A nurse is preparing a postpartum person for discharge after a vaginal birth. What is the most important aspect of discharge teaching?
- A. offer emotional support
- B. assist with breastfeeding immediately
- C. assist with positioning the person
- D. provide non-pharmacological pain relief
Correct Answer: A
Rationale: The correct answer is A: offer emotional support. This is crucial as postpartum can be a challenging time emotionally. Providing emotional support helps the person cope with any feelings of anxiety, sadness, or overwhelm. Breastfeeding (B) and positioning assistance (C) are important but not the most critical aspect of discharge teaching. Non-pharmacological pain relief (D) is important but not as crucial as emotional support for overall well-being.
A pregnant woman who is 24 weeks gestation is experiencing excessive vomiting and dehydration. Which of the following interventions should the nurse prioritize?
- A. Administer an antiemetic to control vomiting.
- B. Encourage the patient to rest and avoid moving too much.
- C. Start intravenous fluids to restore hydration and electrolytes.
- D. Recommend that the patient eat smaller, more frequent meals.
Correct Answer: C
Rationale: The correct answer is C, starting intravenous fluids to restore hydration and electrolytes. This is the priority intervention because dehydration during pregnancy can lead to serious complications for both the mother and the baby. By administering IV fluids, the nurse can quickly rehydrate the mother and replenish electrolytes to ensure the well-being of both.
Choice A (Administer an antiemetic) may help control vomiting, but addressing dehydration is the primary concern. Choice B (Encourage rest) is important, but without addressing hydration first, rest alone will not resolve the issue.
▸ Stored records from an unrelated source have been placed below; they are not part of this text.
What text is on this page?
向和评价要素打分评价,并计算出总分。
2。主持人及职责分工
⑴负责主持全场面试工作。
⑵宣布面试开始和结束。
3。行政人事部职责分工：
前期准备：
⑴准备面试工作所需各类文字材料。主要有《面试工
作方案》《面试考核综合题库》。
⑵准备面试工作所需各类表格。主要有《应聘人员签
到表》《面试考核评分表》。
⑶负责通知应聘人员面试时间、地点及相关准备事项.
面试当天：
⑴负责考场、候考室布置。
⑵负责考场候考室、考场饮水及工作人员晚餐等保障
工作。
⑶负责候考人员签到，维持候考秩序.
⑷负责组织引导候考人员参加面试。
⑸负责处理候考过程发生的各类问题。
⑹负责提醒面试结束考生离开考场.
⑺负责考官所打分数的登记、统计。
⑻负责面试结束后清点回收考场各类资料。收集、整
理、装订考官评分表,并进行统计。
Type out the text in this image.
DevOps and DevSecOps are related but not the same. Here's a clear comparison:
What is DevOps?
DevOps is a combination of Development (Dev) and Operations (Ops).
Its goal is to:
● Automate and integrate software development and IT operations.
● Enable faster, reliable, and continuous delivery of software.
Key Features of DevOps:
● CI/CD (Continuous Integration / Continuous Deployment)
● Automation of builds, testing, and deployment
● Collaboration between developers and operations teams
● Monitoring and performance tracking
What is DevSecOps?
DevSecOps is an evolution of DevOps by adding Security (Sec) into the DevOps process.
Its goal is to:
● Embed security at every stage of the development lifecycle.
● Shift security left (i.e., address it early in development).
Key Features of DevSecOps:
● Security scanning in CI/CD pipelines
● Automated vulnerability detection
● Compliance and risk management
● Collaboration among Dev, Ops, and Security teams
Choice D (Recommend smaller meals) may be helpful in managing nausea, but it does not address the immediate need for hydration and electrolyte balance.
A nurse is caring for a postpartum person who is breastfeeding. What is the most important factor for successful breastfeeding?
- A. frequent breastfeeding
- B. proper positioning
- C. supportive communication
- D. promote rest and hydration
Correct Answer: B
Rationale: The correct answer is B: proper positioning. Proper positioning is crucial for successful breastfeeding as it ensures the baby latches on effectively, leading to efficient milk transfer and preventing nipple pain or damage. Incorrect answers:
A: frequent breastfeeding - While important, proper positioning is more critical for successful breastfeeding.
C: supportive communication - While important for overall well-being, it is not the most crucial factor for successful breastfeeding.
D: promote rest and hydration - While important for the postpartum person's health, proper positioning is key for successful breastfeeding.